Automatic voter registration began as a way to get more voters on the rolls — and the data we have so far suggests it has succeeded. However, we should be careful not to overstate the case for AVR. Doubtlessly, at least some of the people who registered and voted under AVR would have done so in its absence. And there are still valid reasons to oppose AVR, as it can cause serious problems in addition to its benefits.

And in their own ways, both sides of the debate agree that AVR is not a cure-all for the problem of low turnout. As our data shows, many people who were automatically registered still did not vote in the 2018 election. Organizations like campaigns still have to finish the job.

Footnotes

  1. Including some that already have AVR, as part of a never-ending quest to perfect the policy.

  2. Except in California, where data is only available by the month. Therefore, instead of the data running from April 23 through Nov. 6, 2018, the numbers we collected for California are from April 1 through Oct. 31. In addition, we may have missed some people who registered through AVR in Colorado, as the state began to roll out the program at select locations in February 2017 — before the time period covered by our data.

  3. The exact number is probably slightly less; Oregon only reports these numbers by year, so the 6 million figure includes Oregonians who had their registrations updated between Election Day and New Year’s Eve 2018.

  4. In addition, Vermont reported a turnout rate of 32 percent among the combined population of automatically registered new voters and existing voters whose records were automatically updated. Election officials there told FiveThirtyEight they could not be more specific, but simple math reveals that Vermont’s turnout rate among only new registrants must have been somewhere between 8 percent and 44 percent.

  5. That is, the number of AVR registrants adjusted for population and the length of time AVR had been in place. Excludes some voters registered automatically in Colorado, where the state rolled out AVR to some locations in February 2017, before the period covered by our data.

  6. Experts I talked to were unanimous in saying that Oregon’s opt-out method produced more registrations; Colorado even recently switched from a front-end opt-out system (where you’re asked if you want to opt out at the time of the transaction) to a back-end one (like Oregon’s, where you are only given the opportunity to opt out after the fact) for this very reason.
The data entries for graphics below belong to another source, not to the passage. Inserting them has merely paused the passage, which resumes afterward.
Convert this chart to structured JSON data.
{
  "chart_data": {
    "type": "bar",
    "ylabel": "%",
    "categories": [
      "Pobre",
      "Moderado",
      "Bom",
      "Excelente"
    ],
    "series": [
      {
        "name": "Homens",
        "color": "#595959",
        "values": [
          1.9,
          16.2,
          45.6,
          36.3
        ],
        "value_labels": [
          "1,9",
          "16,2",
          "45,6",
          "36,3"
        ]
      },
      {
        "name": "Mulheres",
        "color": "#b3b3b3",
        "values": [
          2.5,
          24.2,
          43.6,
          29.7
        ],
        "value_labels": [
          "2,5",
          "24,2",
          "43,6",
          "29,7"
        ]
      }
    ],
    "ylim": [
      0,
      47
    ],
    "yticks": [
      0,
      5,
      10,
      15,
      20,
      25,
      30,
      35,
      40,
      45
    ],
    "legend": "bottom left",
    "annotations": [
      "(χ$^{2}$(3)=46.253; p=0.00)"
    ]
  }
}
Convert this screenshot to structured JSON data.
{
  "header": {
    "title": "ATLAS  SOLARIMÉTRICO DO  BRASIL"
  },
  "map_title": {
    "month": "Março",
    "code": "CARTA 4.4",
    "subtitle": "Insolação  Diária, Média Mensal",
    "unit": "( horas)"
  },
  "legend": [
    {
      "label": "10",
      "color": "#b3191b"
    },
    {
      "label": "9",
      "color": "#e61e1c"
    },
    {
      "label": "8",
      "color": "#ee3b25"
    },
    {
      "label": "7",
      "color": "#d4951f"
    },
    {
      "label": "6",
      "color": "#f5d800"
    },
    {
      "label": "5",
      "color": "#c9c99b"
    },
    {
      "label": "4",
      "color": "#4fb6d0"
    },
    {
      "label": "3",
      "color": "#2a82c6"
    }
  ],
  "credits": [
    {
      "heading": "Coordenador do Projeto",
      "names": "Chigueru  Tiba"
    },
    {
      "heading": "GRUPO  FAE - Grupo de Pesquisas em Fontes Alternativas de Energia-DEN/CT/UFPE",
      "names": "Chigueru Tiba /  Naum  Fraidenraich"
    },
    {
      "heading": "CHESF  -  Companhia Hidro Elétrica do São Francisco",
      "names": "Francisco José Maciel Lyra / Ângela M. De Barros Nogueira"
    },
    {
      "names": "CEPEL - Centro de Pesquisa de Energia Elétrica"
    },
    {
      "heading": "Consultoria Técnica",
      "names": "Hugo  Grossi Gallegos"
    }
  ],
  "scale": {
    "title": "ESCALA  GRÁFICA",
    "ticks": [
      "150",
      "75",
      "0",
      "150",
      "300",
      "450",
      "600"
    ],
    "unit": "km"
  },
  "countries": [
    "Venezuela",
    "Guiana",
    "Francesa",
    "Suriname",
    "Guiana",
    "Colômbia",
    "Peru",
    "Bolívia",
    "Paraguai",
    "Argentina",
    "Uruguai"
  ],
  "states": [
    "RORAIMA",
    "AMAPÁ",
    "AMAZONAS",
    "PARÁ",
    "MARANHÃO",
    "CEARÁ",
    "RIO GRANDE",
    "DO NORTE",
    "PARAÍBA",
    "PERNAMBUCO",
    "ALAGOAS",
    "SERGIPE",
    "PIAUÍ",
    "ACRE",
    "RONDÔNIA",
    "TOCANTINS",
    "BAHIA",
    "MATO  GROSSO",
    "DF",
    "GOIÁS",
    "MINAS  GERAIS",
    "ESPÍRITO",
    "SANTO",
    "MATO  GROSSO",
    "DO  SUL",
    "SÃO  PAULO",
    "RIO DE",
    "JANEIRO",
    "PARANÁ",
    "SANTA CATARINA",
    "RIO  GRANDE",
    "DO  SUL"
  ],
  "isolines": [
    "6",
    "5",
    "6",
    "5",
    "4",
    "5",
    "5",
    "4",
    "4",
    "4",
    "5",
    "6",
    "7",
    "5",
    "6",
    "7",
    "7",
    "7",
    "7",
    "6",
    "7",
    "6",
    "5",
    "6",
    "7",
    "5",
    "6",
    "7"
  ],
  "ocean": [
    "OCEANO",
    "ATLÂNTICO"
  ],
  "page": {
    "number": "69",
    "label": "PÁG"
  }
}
However, the Brennan Center study cast doubt on this assertion: “Perhaps surprising to some,” it found, “Oregon’s use of a back-end opt-out system does not produce higher registration rates than states that chose a front-end opt-out model.”

  7. Of course, it still had the highest raw number of new voters, in part because its system had been in place the longest.

  8. These are updated numbers sent to FiveThirtyEight in April by the Oregon secretary of state’s office; in the immediate aftermath of the 2016 election, Oregon reported that 43 percent of automatically registered voters had returned a ballot.

  9. Although we can’t rule out the possibility that Rhode Island and D.C. communicated more clearly with voters than Colorado and Vermont did.

Nathaniel Rakich is a senior editor and senior elections analyst at FiveThirtyEight.